Prof. Dr. med. Marc-Oliver Grimm

Prof. Dr. med. Marc-Oliver Grimm

Direktor der Urologischen Klinik und Poliklinik, Universitätsklinikum Jena, marc-oliver.grimm@med.uni-jena.de

Prof. Dr. med. Marc-Oliver Grimm ist seit Oktober 2010 Direktor der Klinik für Urologie am Universitätsklinikum Jena. Die Urologische Facharztausbildung, Promotion und Habilitation absolvierte er an der Heinrich-Heine-Universität in Düsseldorf. Von 2006 bis 2010 setzte er seine Tätigkeit als Leitender Oberarzt an der Klinik für Urologie des Universitätsklinikums Carl Gustav Carus in Dresden fort.

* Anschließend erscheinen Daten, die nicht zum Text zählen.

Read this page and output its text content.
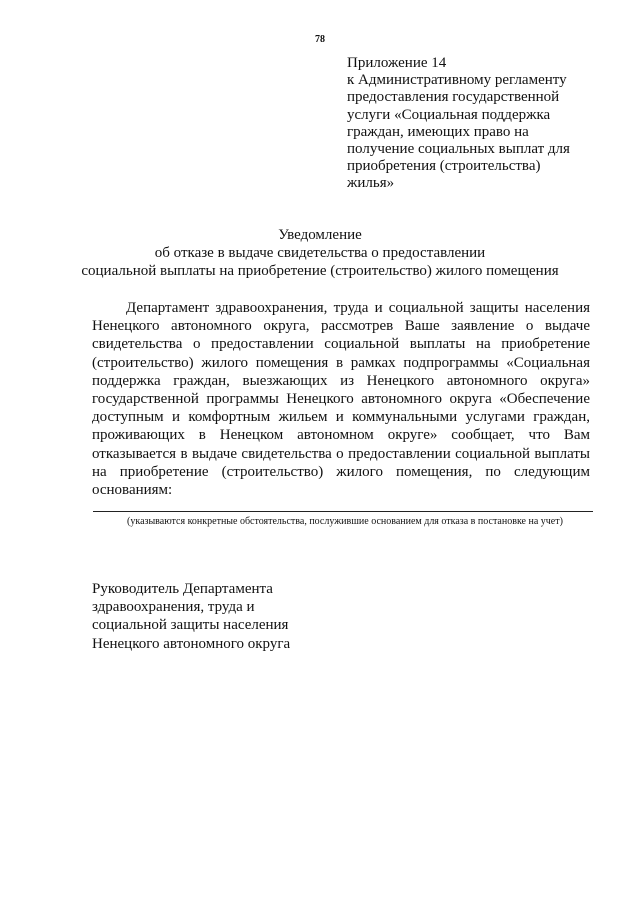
78
Приложение 14
к Административному регламенту
предоставления государственной
услуги «Социальная поддержка
граждан, имеющих право на
получение социальных выплат для
приобретения (строительства)
жилья»
Уведомление
об отказе в выдаче свидетельства о предоставлении
социальной выплаты на приобретение (строительство) жилого помещения

Департамент здравоохранения, труда и социальной защиты населения Ненецкого автономного округа, рассмотрев Ваше заявление о выдаче свидетельства о предоставлении социальной выплаты на приобретение (строительство) жилого помещения в рамках подпрограммы «Социальная поддержка граждан, выезжающих из Ненецкого автономного округа» государственной программы Ненецкого автономного округа «Обеспечение доступным и комфортным жильем и коммунальными услугами граждан, проживающих в Ненецком автономном округе» сообщает, что Вам отказывается в выдаче свидетельства о предоставлении социальной выплаты на приобретение (строительство) жилого помещения, по следующим основаниям:

(указываются конкретные обстоятельства, послужившие основанием для отказа в постановке на учет)
Руководитель Департамента
здравоохранения, труда и
социальной защиты населения
Ненецкого автономного округа
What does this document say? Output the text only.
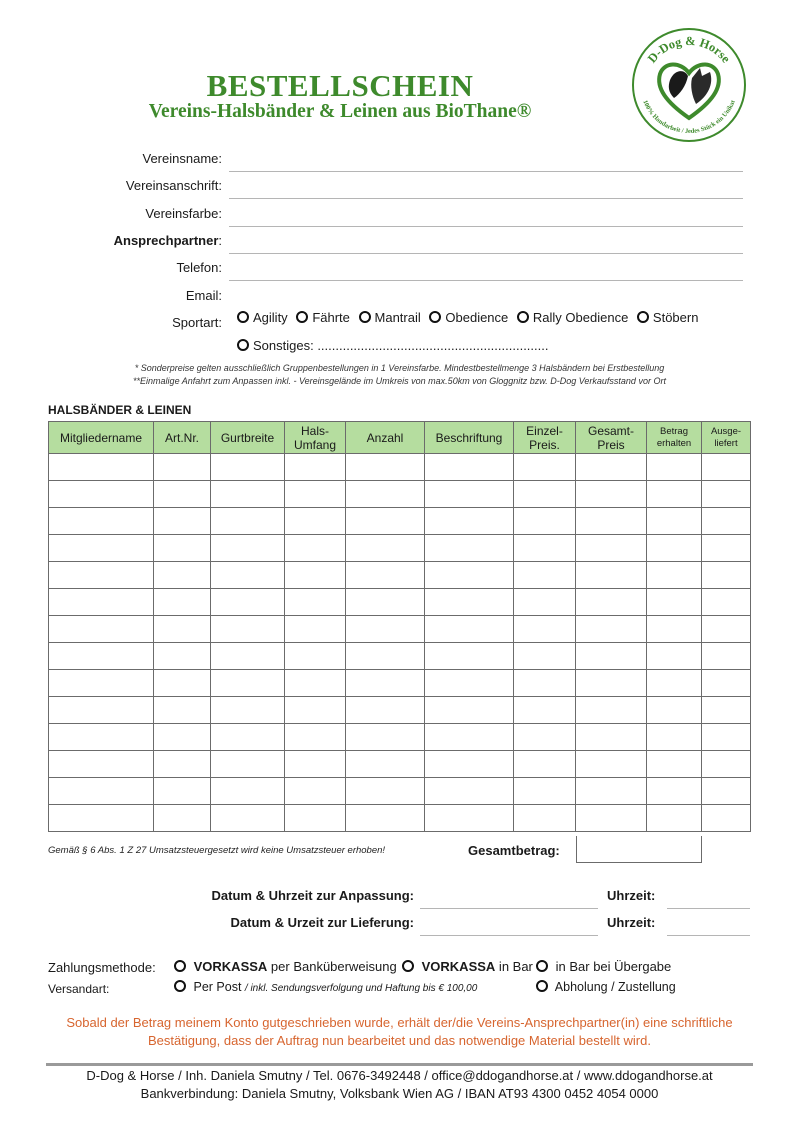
BESTELLSCHEIN
Vereins-Halsbänder & Leinen aus BioThane®
D-Dog & Horse
100% Handarbeit / Jedes Stück ein Unikat
Vereinsname:
Vereinsanschrift:
Vereinsfarbe:
Ansprechpartner:
Telefon:
Email:
Sportart:	Agility Fährte Mantrail Obedience Rally Obedience Stöbern
Sonstiges: ................................................................
* Sonderpreise gelten ausschließlich Gruppenbestellungen in 1 Vereinsfarbe. Mindestbestellmenge 3 Halsbändern bei Erstbestellung
**Einmalige Anfahrt zum Anpassen inkl. - Vereinsgelände im Umkreis von max.50km von Gloggnitz bzw. D-Dog Verkaufsstand vor Ort
HALSBÄNDER & LEINEN
Mitgliedername	Art.Nr.	Gurtbreite	Hals-Umfang	Anzahl	Beschriftung	Einzel-Preis.	Gesamt-Preis	Betrag erhalten	Ausge-liefert

Gemäß § 6 Abs. 1 Z 27 Umsatzsteuergesetzt wird keine Umsatzsteuer erhoben!	Gesamtbetrag:
Datum & Uhrzeit zur Anpassung:	Uhrzeit:
Datum & Urzeit zur Lieferung:	Uhrzeit:
Zahlungsmethode:	VORKASSA per Banküberweisung	VORKASSA in Bar	in Bar bei Übergabe
Versandart:	Per Post / inkl. Sendungsverfolgung und Haftung bis € 100,00	Abholung / Zustellung
Sobald der Betrag meinem Konto gutgeschrieben wurde, erhält der/die Vereins-Ansprechpartner(in) eine schriftliche Bestätigung, dass der Auftrag nun bearbeitet und das notwendige Material bestellt wird.
D-Dog & Horse / Inh. Daniela Smutny / Tel. 0676-3492448 / office@ddogandhorse.at / www.ddogandhorse.at
Bankverbindung: Daniela Smutny, Volksbank Wien AG / IBAN AT93 4300 0452 4054 0000
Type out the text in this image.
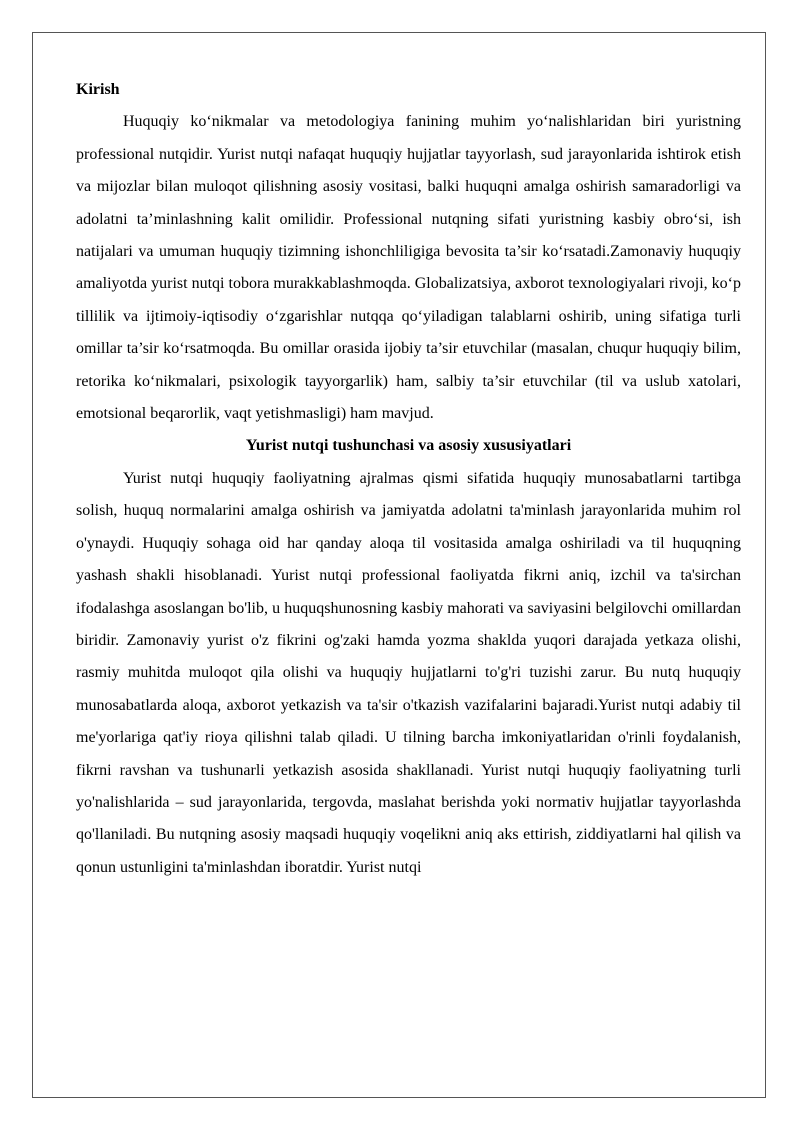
Kirish

Huquqiy ko‘nikmalar va metodologiya fanining muhim yo‘nalishlaridan biri yuristning professional nutqidir. Yurist nutqi nafaqat huquqiy hujjatlar tayyorlash, sud jarayonlarida ishtirok etish va mijozlar bilan muloqot qilishning asosiy vositasi, balki huquqni amalga oshirish samaradorligi va adolatni ta’minlashning kalit omilidir. Professional nutqning sifati yuristning kasbiy obro‘si, ish natijalari va umuman huquqiy tizimning ishonchliligiga bevosita ta’sir ko‘rsatadi.Zamonaviy huquqiy amaliyotda yurist nutqi tobora murakkablashmoqda. Globalizatsiya, axborot texnologiyalari rivoji, ko‘p tillilik va ijtimoiy-iqtisodiy o‘zgarishlar nutqqa qo‘yiladigan talablarni oshirib, uning sifatiga turli omillar ta’sir ko‘rsatmoqda. Bu omillar orasida ijobiy ta’sir etuvchilar (masalan, chuqur huquqiy bilim, retorika ko‘nikmalari, psixologik tayyorgarlik) ham, salbiy ta’sir etuvchilar (til va uslub xatolari, emotsional beqarorlik, vaqt yetishmasligi) ham mavjud.

Yurist nutqi tushunchasi va asosiy xususiyatlari

Yurist nutqi huquqiy faoliyatning ajralmas qismi sifatida huquqiy munosabatlarni tartibga solish, huquq normalarini amalga oshirish va jamiyatda adolatni ta'minlash jarayonlarida muhim rol o'ynaydi. Huquqiy sohaga oid har qanday aloqa til vositasida amalga oshiriladi va til huquqning yashash shakli hisoblanadi. Yurist nutqi professional faoliyatda fikrni aniq, izchil va ta'sirchan ifodalashga asoslangan bo'lib, u huquqshunosning kasbiy mahorati va saviyasini belgilovchi omillardan biridir. Zamonaviy yurist o'z fikrini og'zaki hamda yozma shaklda yuqori darajada yetkaza olishi, rasmiy muhitda muloqot qila olishi va huquqiy hujjatlarni to'g'ri tuzishi zarur. Bu nutq huquqiy munosabatlarda aloqa, axborot yetkazish va ta'sir o'tkazish vazifalarini bajaradi.Yurist nutqi adabiy til me'yorlariga qat'iy rioya qilishni talab qiladi. U tilning barcha imkoniyatlaridan o'rinli foydalanish, fikrni ravshan va tushunarli yetkazish asosida shakllanadi. Yurist nutqi huquqiy faoliyatning turli yo'nalishlarida – sud jarayonlarida, tergovda, maslahat berishda yoki normativ hujjatlar tayyorlashda qo'llaniladi. Bu nutqning asosiy maqsadi huquqiy voqelikni aniq aks ettirish, ziddiyatlarni hal qilish va qonun ustunligini ta'minlashdan iboratdir. Yurist nutqi
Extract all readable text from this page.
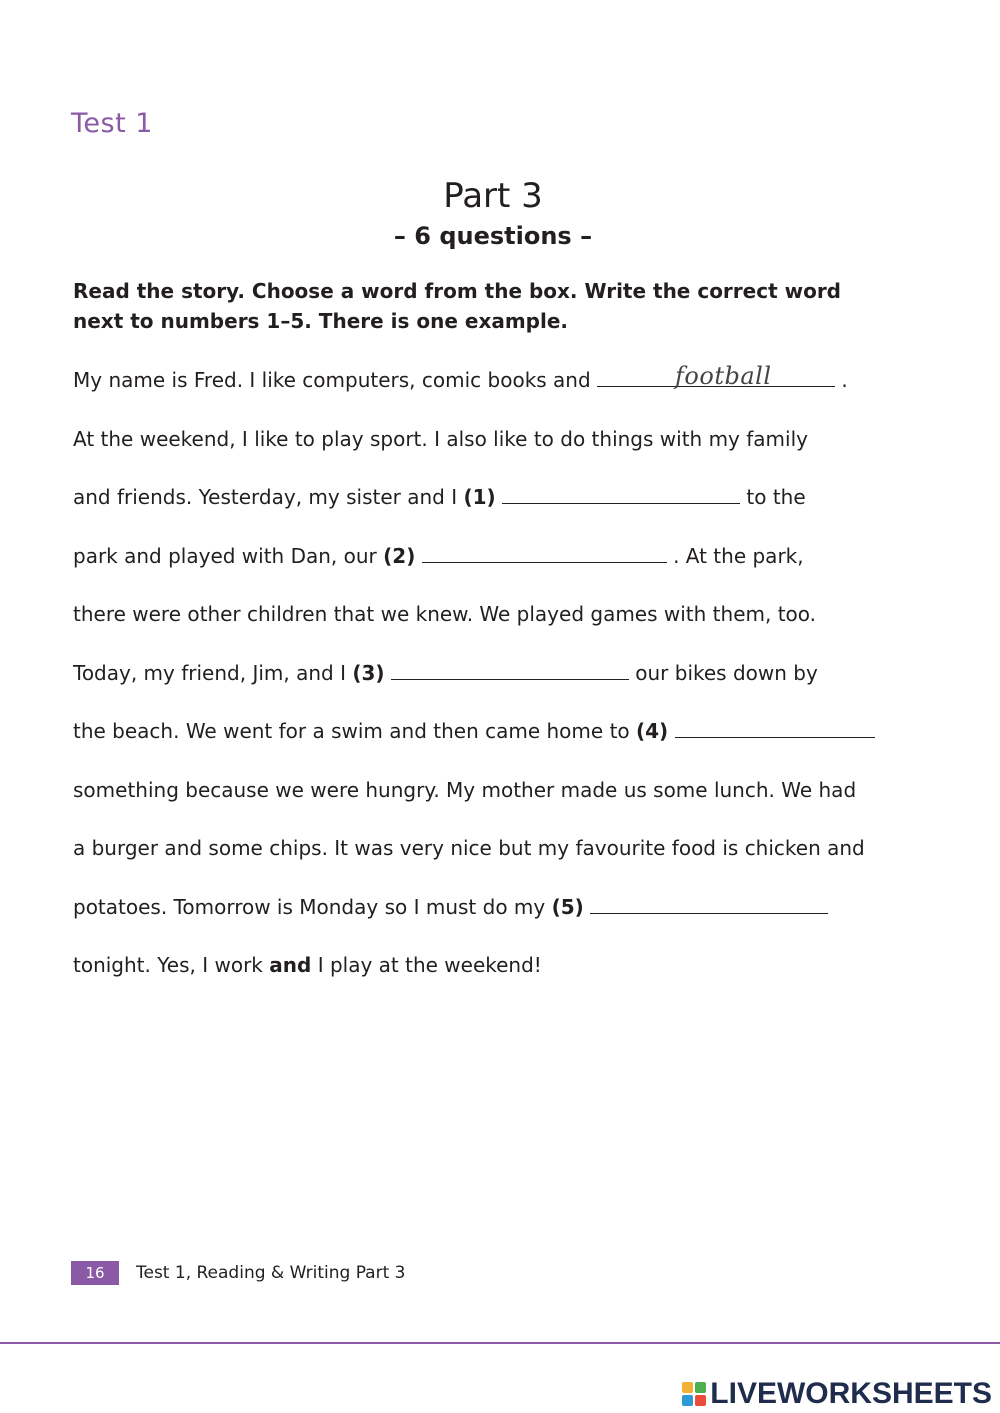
Test 1
Part 3
– 6 questions –
Read the story. Choose a word from the box. Write the correct word
next to numbers 1–5. There is one example.
My name is Fred. I like computers, comic books and	football	.
At the weekend, I like to play sport. I also like to do things with my family
and friends. Yesterday, my sister and I (1)	to the
park and played with Dan, our (2)	. At the park,
there were other children that we knew. We played games with them, too.
Today, my friend, Jim, and I (3)	our bikes down by
the beach. We went for a swim and then came home to (4)
something because we were hungry. My mother made us some lunch. We had
a burger and some chips. It was very nice but my favourite food is chicken and
potatoes. Tomorrow is Monday so I must do my (5)
tonight. Yes, I work and I play at the weekend!
16	Test 1, Reading & Writing Part 3
LIVEWORKSHEETS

Der wissenschaftliche Schwerpunkt liegt im Bereich klinische Studien beim Nieren-, Blasen- und Prostatakarzinom sowie in translationaler Forschung mit Fokus auf Biomarkern beim Nierenzell- und nicht-muskelinvasiven Blasenkarzinom. Prof. Dr. Grimm ist Mitglied der deutschen Leitliniengruppen für Prostata- und Blasenkrebs und Scientific Office der Europäischen Gesellschaft für Urologie. Derzeit ist er Vorstandsmitglied der Deutschen Gesellschaft für Urologie und der EAU-Section of Oncological Urology (ESOU).

Fortbildungen des Autors

Hier finden Sie die aktuellen Fortbildungen des Autors.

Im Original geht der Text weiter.